Gaston Délhaye se rend à la Kommandantur de Valenciennes et arrive à  obtenir leur  libération. Sitôt libérés, ils se rendent à la gare de Lille pour rentrer à la maison et,  là, ils ont la désagréable surprise d'être repris pour être remis en prison.  Ma mère est prévenue par téléphone de leur libération.

Mais ce coup de téléphone a dû être connu de certaines personnes  de Cartignies  qui trouvent mon père et mes frères indésirables et font le nécessaire pour qu'ils soient repris.  Arrêtés une seconde fois, ils ne retourneront plus à Loos mais à St Bernard, une annexe de Loos et le 12 juin 1944 ils sont envoyés à  la  prison St Gilles  à  Bruxelles  et ensuite  embarqués dans des wagons à bestiaux direction l'Allemagne. A cette date nous ne savions pas que les camps  d'extermination existaient.

D'après les renseignements que nous avons pu avoir ils seraient arrivés à Buchenwald le 19 juin 1944 ou ils ont été tatoués sous les matricules  60558-62559-60560 ils y ont fait leur quarantaine et furent envoyés à Dora où leur passage fut bref, ils sont partis pour Ellrich, et ensuite mon père et Gérard sont repartis à Dora, mon père est décédé à Dora le 11 novembre 1944, Robert est décédé à Ellrich le 18 décembre 1944, et Gérard était encore en vie le 1er avril 1945, d'après la lettre de René Casta qui suit.

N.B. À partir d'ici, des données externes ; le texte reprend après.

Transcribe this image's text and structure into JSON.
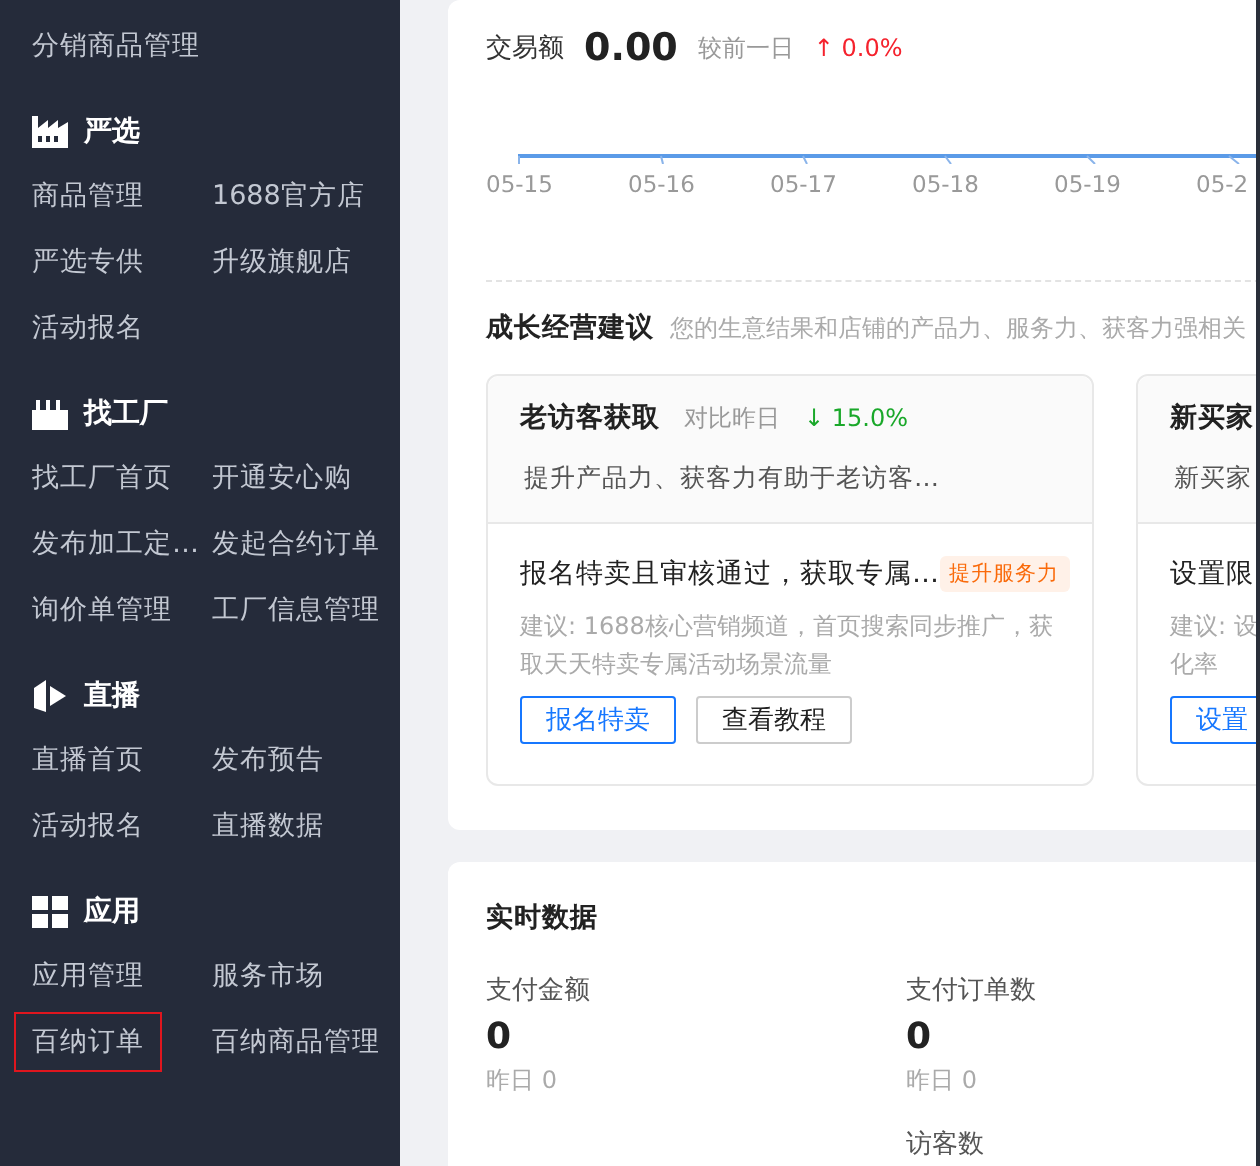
{
  "sidebar": {
    "top_items": [
      {
        "label": "分销商品管理",
        "selected": false
      }
    ],
    "sections": [
      {
        "title": "严选",
        "kind": "factory",
        "items": [
          {
            "label": "商品管理",
            "selected": false
          },
          {
            "label": "1688官方店",
            "selected": false
          },
          {
            "label": "严选专供",
            "selected": false
          },
          {
            "label": "升级旗舰店",
            "selected": false
          },
          {
            "label": "活动报名",
            "selected": false
          }
        ]
      },
      {
        "title": "找工厂",
        "kind": "chimneys",
        "items": [
          {
            "label": "找工厂首页",
            "selected": false
          },
          {
            "label": "开通安心购",
            "selected": false
          },
          {
            "label": "发布加工定…",
            "selected": false
          },
          {
            "label": "发起合约订单",
            "selected": false
          },
          {
            "label": "询价单管理",
            "selected": false
          },
          {
            "label": "工厂信息管理",
            "selected": false
          }
        ]
      },
      {
        "title": "直播",
        "kind": "live",
        "items": [
          {
            "label": "直播首页",
            "selected": false
          },
          {
            "label": "发布预告",
            "selected": false
          },
          {
            "label": "活动报名",
            "selected": false
          },
          {
            "label": "直播数据",
            "selected": false
          }
        ]
      },
      {
        "title": "应用",
        "kind": "apps",
        "items": [
          {
            "label": "应用管理",
            "selected": false
          },
          {
            "label": "服务市场",
            "selected": false
          },
          {
            "label": "百纳订单",
            "selected": true
          },
          {
            "label": "百纳商品管理",
            "selected": false
          }
        ]
      }
    ]
  },
  "overview": {
    "label": "交易额",
    "value": "0.00",
    "compare_label": "较前一日",
    "change": "↑ 0.0%",
    "kind": "rise",
    "x_axis_labels": [
      "05-15",
      "05-16",
      "05-17",
      "05-18",
      "05-19",
      "05-2"
    ]
  },
  "advice": {
    "title": "成长经营建议",
    "subtitle": "您的生意结果和店铺的产品力、服务力、获客力强相关",
    "cards": [
      {
        "title": "老访客获取",
        "compare_label": "对比昨日",
        "change": "↓ 15.0%",
        "kind": "fall",
        "desc": "提升产品力、获客力有助于老访客…",
        "task": "报名特卖且审核通过，获取专属…",
        "tag": "提升服务力",
        "advice_lines": [
          "建议: 1688核心营销频道，首页搜索同步推广，获",
          "取天天特卖专属活动场景流量"
        ],
        "buttons": [
          {
            "label": "报名特卖",
            "primary": true
          },
          {
            "label": "查看教程",
            "primary": false
          }
        ]
      },
      {
        "title": "新买家",
        "desc": "新买家",
        "task": "设置限",
        "advice_lines": [
          "建议: 设",
          "化率"
        ],
        "buttons": [
          {
            "label": "设置",
            "primary": true
          }
        ]
      }
    ]
  },
  "realtime": {
    "title": "实时数据",
    "metrics": [
      {
        "label": "支付金额",
        "value": "0",
        "yesterday": "昨日 0"
      },
      {
        "label": "支付订单数",
        "value": "0",
        "yesterday": "昨日 0"
      },
      {
        "label": "访客数"
      }
    ]
  }
}
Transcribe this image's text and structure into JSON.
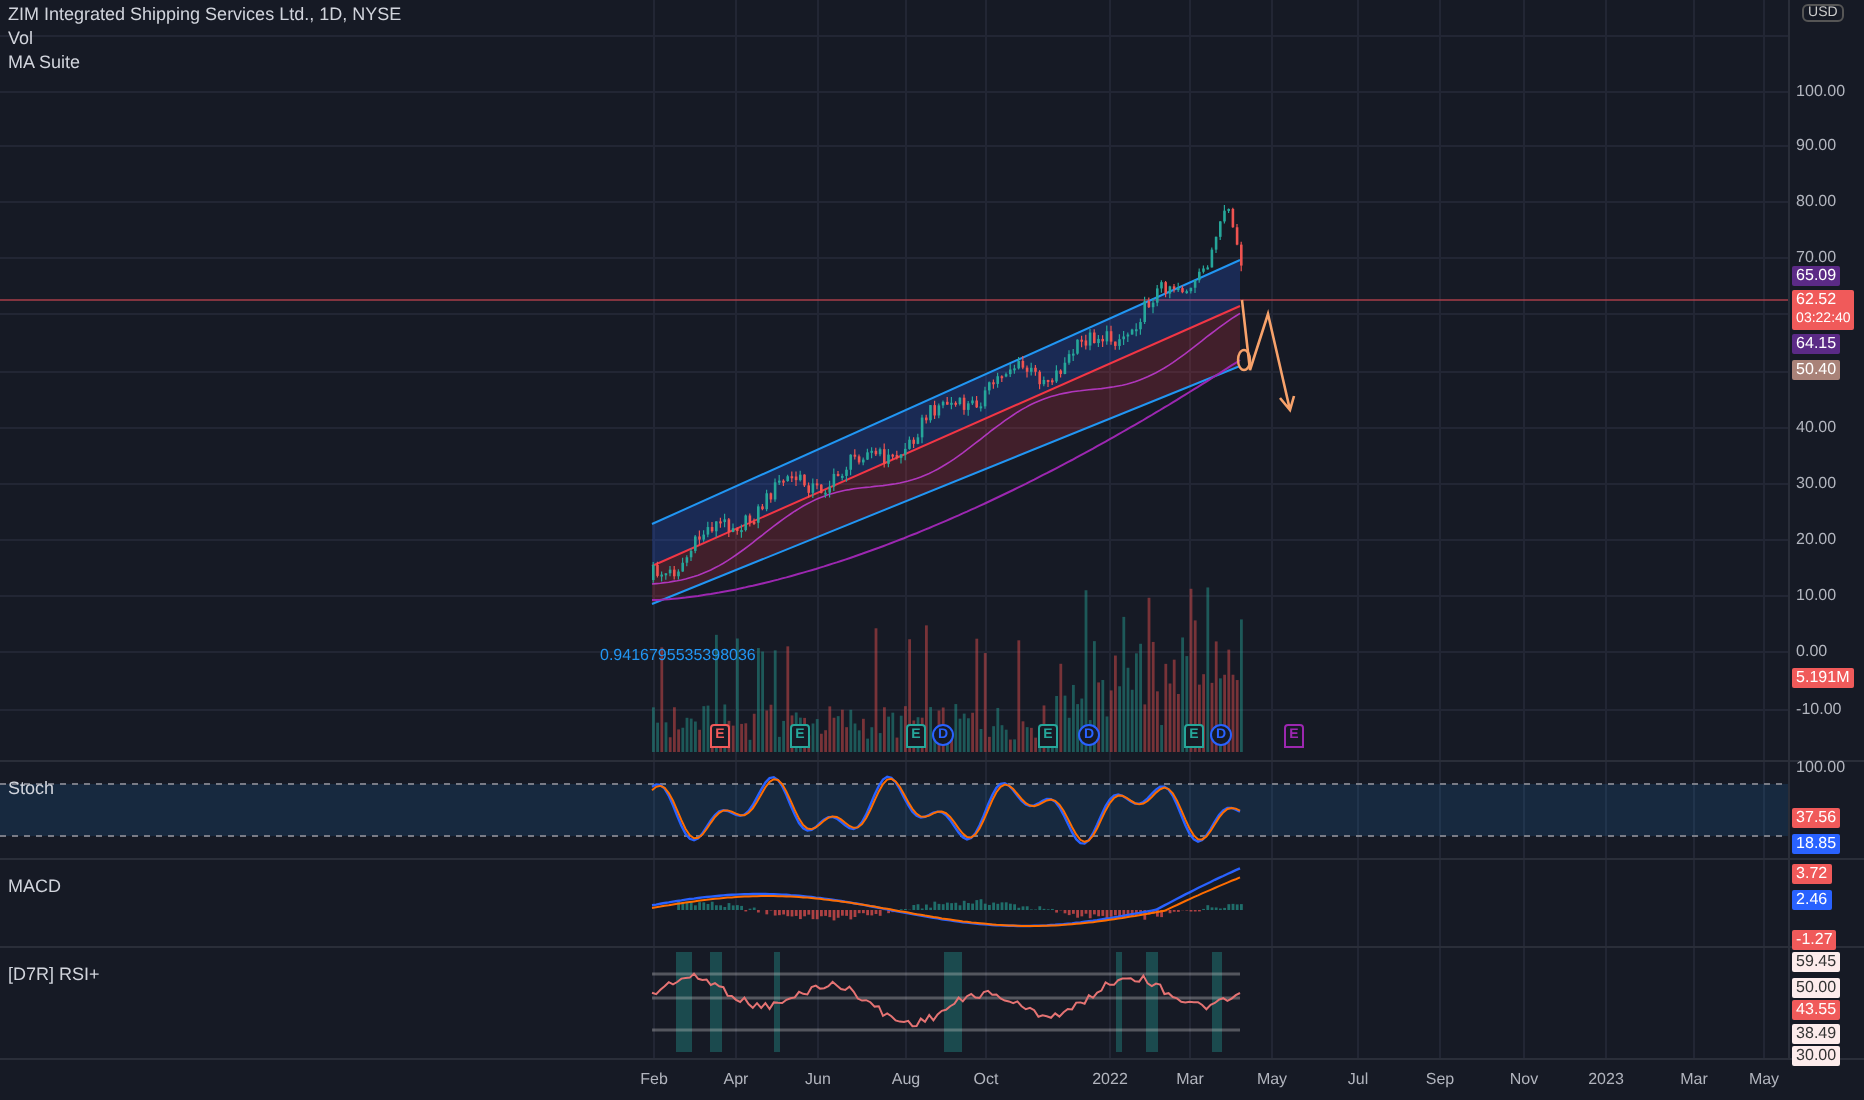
{
  "legend": {
    "symbol": "ZIM Integrated Shipping Services Ltd., 1D, NYSE",
    "indicators": [
      "Vol",
      "MA Suite"
    ]
  },
  "channel_label": "0.9416795535398036",
  "currency": "USD",
  "events": [
    {
      "letter": "E",
      "color": "#f05a5a"
    },
    {
      "letter": "E",
      "color": "#26a69a"
    },
    {
      "letter": "E",
      "color": "#26a69a"
    },
    {
      "letter": "D",
      "color": "#2962ff"
    },
    {
      "letter": "E",
      "color": "#26a69a"
    },
    {
      "letter": "D",
      "color": "#2962ff"
    },
    {
      "letter": "E",
      "color": "#26a69a"
    },
    {
      "letter": "D",
      "color": "#2962ff"
    },
    {
      "letter": "E",
      "color": "#9c27b0"
    }
  ],
  "panes": [
    {
      "kind": "price",
      "scale": [
        {
          "text": "100.00",
          "kind": "tick"
        },
        {
          "text": "90.00",
          "kind": "tick"
        },
        {
          "text": "80.00",
          "kind": "tick"
        },
        {
          "text": "70.00",
          "kind": "tick"
        },
        {
          "text": "65.09",
          "kind": "tag",
          "color": "#5b2a86"
        },
        {
          "text": "62.52",
          "kind": "tag",
          "color": "#f05a5a",
          "sub": "03:22:40"
        },
        {
          "text": "64.15",
          "kind": "tag",
          "color": "#5b2a86"
        },
        {
          "text": "50.40",
          "kind": "tag",
          "color": "#a98278"
        },
        {
          "text": "40.00",
          "kind": "tick"
        },
        {
          "text": "30.00",
          "kind": "tick"
        },
        {
          "text": "20.00",
          "kind": "tick"
        },
        {
          "text": "10.00",
          "kind": "tick"
        },
        {
          "text": "0.00",
          "kind": "tick"
        },
        {
          "text": "5.191M",
          "kind": "tag",
          "color": "#f05a5a"
        },
        {
          "text": "-10.00",
          "kind": "tick"
        }
      ]
    },
    {
      "kind": "stoch",
      "title": "Stoch",
      "scale": [
        {
          "text": "100.00",
          "kind": "tick"
        },
        {
          "text": "37.56",
          "kind": "tag",
          "color": "#f05a5a"
        },
        {
          "text": "18.85",
          "kind": "tag",
          "color": "#2962ff"
        }
      ]
    },
    {
      "kind": "macd",
      "title": "MACD",
      "scale": [
        {
          "text": "3.72",
          "kind": "tag",
          "color": "#f05a5a"
        },
        {
          "text": "2.46",
          "kind": "tag",
          "color": "#2962ff"
        },
        {
          "text": "-1.27",
          "kind": "tag",
          "color": "#f05a5a"
        }
      ]
    },
    {
      "kind": "rsi",
      "title": "[D7R] RSI+",
      "scale": [
        {
          "text": "59.45",
          "kind": "boxed"
        },
        {
          "text": "50.00",
          "kind": "boxed"
        },
        {
          "text": "43.55",
          "kind": "tag",
          "color": "#f05a5a"
        },
        {
          "text": "38.49",
          "kind": "boxed"
        },
        {
          "text": "30.00",
          "kind": "boxed"
        }
      ]
    }
  ],
  "x_axis": [
    "Feb",
    "Apr",
    "Jun",
    "Aug",
    "Oct",
    "2022",
    "Mar",
    "May",
    "Jul",
    "Sep",
    "Nov",
    "2023",
    "Mar",
    "May"
  ]
}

Les autres résistants dénoncés par Plantain seraient partis de Loos seulement le 27 juillet 1944.

  Le 2 mai 1945 ma mère reçoit une carte d'un certain René Casta adressée à mon frère Gérard

Aussitôt ma mère écrit à René Casta et,  le 15 juillet une réponse arrive      

                                                                                   Madame

                Vous m'excuserez si je vous réponds un peu tardivement,  c'est qu'en ce moment je me trouve en repos en dehors de Marseille. De ce fait je n'ai reçu votre lettre que maintenant. Il est de mon devoir de vous donner quelques renseignements au sujet de votre fils Gérard.  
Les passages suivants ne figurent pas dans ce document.